- Born: Thelma Selina Scribbans 1913 Victoria, British Columbia
- Died: 2008 Port Hope, Ontario
- Education: Vancouver School of Art
- Known for: Painter
- Movement: Abstract art
- Elected: Royal Canadian Academy of Arts (1977)

= Thelma van Alstyne =

Canadian artist (1913-2008)

Thelma Van Alstyne (born 1913 as Thelma Selina Scribbans) was a Canadian artist elected to the Royal Canadian Academy of Arts in 1977.

== Life and career ==
Van Alstyne was born in Victoria, British Columbia. Although she studied at the Vancouver School of Art, she is mostly self-taught.
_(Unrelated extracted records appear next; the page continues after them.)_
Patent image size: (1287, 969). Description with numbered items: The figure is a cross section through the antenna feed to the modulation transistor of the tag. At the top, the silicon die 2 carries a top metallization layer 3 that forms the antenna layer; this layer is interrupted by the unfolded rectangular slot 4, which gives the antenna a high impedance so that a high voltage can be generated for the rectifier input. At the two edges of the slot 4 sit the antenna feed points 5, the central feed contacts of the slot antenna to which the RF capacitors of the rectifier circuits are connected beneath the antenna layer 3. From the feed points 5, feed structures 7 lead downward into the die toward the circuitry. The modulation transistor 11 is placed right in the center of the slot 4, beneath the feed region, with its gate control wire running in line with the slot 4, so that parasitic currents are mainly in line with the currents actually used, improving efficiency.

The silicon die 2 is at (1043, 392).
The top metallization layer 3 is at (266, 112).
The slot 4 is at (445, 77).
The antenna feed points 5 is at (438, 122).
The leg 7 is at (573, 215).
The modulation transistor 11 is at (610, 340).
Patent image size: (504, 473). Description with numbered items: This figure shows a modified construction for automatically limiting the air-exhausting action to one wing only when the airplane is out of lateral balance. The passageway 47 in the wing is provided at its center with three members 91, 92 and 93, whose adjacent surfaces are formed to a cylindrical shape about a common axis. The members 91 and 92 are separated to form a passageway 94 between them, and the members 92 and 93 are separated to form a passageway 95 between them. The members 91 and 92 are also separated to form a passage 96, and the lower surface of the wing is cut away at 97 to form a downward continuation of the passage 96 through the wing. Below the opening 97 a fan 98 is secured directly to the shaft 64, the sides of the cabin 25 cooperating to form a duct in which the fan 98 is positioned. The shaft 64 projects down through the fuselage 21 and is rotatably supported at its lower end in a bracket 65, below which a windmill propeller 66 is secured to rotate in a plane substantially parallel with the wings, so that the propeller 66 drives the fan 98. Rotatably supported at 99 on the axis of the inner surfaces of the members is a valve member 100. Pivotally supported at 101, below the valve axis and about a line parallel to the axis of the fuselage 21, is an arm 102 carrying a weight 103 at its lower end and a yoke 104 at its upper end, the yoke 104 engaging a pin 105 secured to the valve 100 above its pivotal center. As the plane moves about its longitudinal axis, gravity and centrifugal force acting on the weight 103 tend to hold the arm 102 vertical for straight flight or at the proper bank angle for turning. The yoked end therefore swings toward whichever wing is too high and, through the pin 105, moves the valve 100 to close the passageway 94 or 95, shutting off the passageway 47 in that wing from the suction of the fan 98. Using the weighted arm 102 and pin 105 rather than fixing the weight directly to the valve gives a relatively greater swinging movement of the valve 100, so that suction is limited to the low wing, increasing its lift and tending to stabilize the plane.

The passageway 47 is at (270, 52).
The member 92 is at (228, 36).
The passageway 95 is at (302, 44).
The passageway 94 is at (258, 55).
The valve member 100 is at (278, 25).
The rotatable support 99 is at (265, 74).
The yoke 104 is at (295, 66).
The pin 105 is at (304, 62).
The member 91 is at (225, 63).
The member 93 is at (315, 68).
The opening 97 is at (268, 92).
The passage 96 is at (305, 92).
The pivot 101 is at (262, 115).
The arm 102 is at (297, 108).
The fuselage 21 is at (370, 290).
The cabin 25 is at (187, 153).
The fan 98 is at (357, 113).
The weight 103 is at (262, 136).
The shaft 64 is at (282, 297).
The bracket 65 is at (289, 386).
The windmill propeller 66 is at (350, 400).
She worked as a secretary before becoming an artist. After moving to Toronto, Ontario, she became more active in the arts scene. She created abstract art among other types, often using watercolour and pastel, or oil paint as her mediums.

Beyond art, van Alsytne was deeply spiritual (embracing Buddhism and Christianity), and practised and taught Tai chi.

Van Alstyne died in Port Hope, Ontario, on August 24, 2008.

=== Work ===
Van Alstyne's work is held by the Art Museum at the University of Toronto.

Since her death, several of van Alstyne's works have been sold at auctions.

Queen's University Archives has a folder of text materials archived, and the Toronto Public Library has two images of van Alystne from the 1960s in their digital archive.

=== Major exhibitions ===
- Pollock Gallery, Toronto, Ontario
- Art Gallery of Northumberland, Coburg, Ontario

=== Awards and nominations ===
In 1977, Alystne was elected a member of the Royal Canadian Academy of Arts.

Alstyne was listed in both the International Who's Who and the Canadian Who's Who (1981–83).